Удивительную, гипнотическую власть на далекие расстояния имел Сталин. Кончился он — властьимущие почувствовали свою неуместность, почувствовали, что их система заколебалась.

У Миши Кудинова с Авиромом был спор, который я разнимал. Авиром утверждал, что к осени мы будем дома. Миша сомневался. В заклад шла посылка Авирома, если он проигрывал, а Миша, если проигрывал, обязывался поить участников спора в ресторане «Прага» в Москве. Интересно, что оба оказались правы — осенью мы были еще в лагере, но позже все оказались дома — все, кроме Авирома. Как я уже говорил, летом 1954 года он скончался в лазарете от гипертонии, так и не увидев свободы. Уже в Москве на квартире у Владимира Павловича я познакомился с вдовой Авирома, пожилой, тихой женщиной, которой много рассказывал о ее муже, таком странном и противоречивом человеке. Миша Кудинов, вспоминая те времена, как-то добавил еще одну черточку в портрет этого человека. Однажды Авиром обратился к нему с таким предложением: «Нам надо повлиять на свою судьбу, надо обратить внимание на наше бедственное положение. Нужна кровь. Я первый пойду на зону, но надо, чтобы со мной было больше людей», — то есть предлагалась провокация со стрельбой. Мишу он убеждал собрать такую команду. Миша наотрез отказался.

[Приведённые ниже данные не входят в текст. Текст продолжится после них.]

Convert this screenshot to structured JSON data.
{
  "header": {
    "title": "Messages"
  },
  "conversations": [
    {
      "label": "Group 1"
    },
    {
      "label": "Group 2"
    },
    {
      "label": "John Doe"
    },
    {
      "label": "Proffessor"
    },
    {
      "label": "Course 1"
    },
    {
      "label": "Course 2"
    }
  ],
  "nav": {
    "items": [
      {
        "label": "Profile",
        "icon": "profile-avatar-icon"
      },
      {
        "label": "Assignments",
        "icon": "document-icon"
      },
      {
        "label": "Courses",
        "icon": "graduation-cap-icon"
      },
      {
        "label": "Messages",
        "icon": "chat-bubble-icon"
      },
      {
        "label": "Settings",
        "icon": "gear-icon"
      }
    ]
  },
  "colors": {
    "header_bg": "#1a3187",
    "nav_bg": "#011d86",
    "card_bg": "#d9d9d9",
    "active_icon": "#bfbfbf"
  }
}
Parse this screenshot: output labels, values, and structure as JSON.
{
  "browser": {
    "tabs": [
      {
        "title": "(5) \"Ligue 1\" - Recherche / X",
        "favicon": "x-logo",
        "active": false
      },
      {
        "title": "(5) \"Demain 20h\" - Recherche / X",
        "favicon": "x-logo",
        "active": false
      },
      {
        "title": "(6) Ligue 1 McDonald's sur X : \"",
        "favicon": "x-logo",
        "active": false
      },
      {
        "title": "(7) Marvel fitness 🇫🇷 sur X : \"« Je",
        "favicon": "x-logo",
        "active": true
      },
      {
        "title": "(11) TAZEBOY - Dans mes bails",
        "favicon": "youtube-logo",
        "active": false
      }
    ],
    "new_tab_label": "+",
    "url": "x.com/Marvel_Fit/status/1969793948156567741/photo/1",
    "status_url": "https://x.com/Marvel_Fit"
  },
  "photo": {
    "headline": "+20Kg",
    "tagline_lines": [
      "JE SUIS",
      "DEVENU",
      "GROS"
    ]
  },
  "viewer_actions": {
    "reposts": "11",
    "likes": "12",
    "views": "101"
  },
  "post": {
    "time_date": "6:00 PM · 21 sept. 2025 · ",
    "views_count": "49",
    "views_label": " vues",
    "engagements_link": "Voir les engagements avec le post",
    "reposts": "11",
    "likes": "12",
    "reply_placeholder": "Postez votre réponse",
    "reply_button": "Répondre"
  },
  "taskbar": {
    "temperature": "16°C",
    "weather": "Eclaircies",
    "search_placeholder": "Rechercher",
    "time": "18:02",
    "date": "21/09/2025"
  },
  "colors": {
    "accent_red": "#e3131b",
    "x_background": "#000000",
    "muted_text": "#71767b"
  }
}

Весной того же года Владимиру Павловичу Эфроимсону предложили заведовать лазаретной лабораторией. Когда он мне это сообщил, я сказал: берите меня в помощники. Через некоторое время он стал заведовать той самой лабораторией, из которой его выжили коллеги в 1950 году. Чуть позже у меня состоялся разговор с начальницей лазарета, капитаном медицинской службы Кларой Аароновной Файнблут. Эта встреча была устроена, конечно, Владимиром Павловичем. Начальница спросила, где я работал все это время, и что я могу делать в лаборатории. В конце разговора сказала, что все анализы, сделанные мной, будет подписывать Эфроимсон. Доверяли ему, а не мне; надо мною тяготело долгое пребывание в режимной бригаде.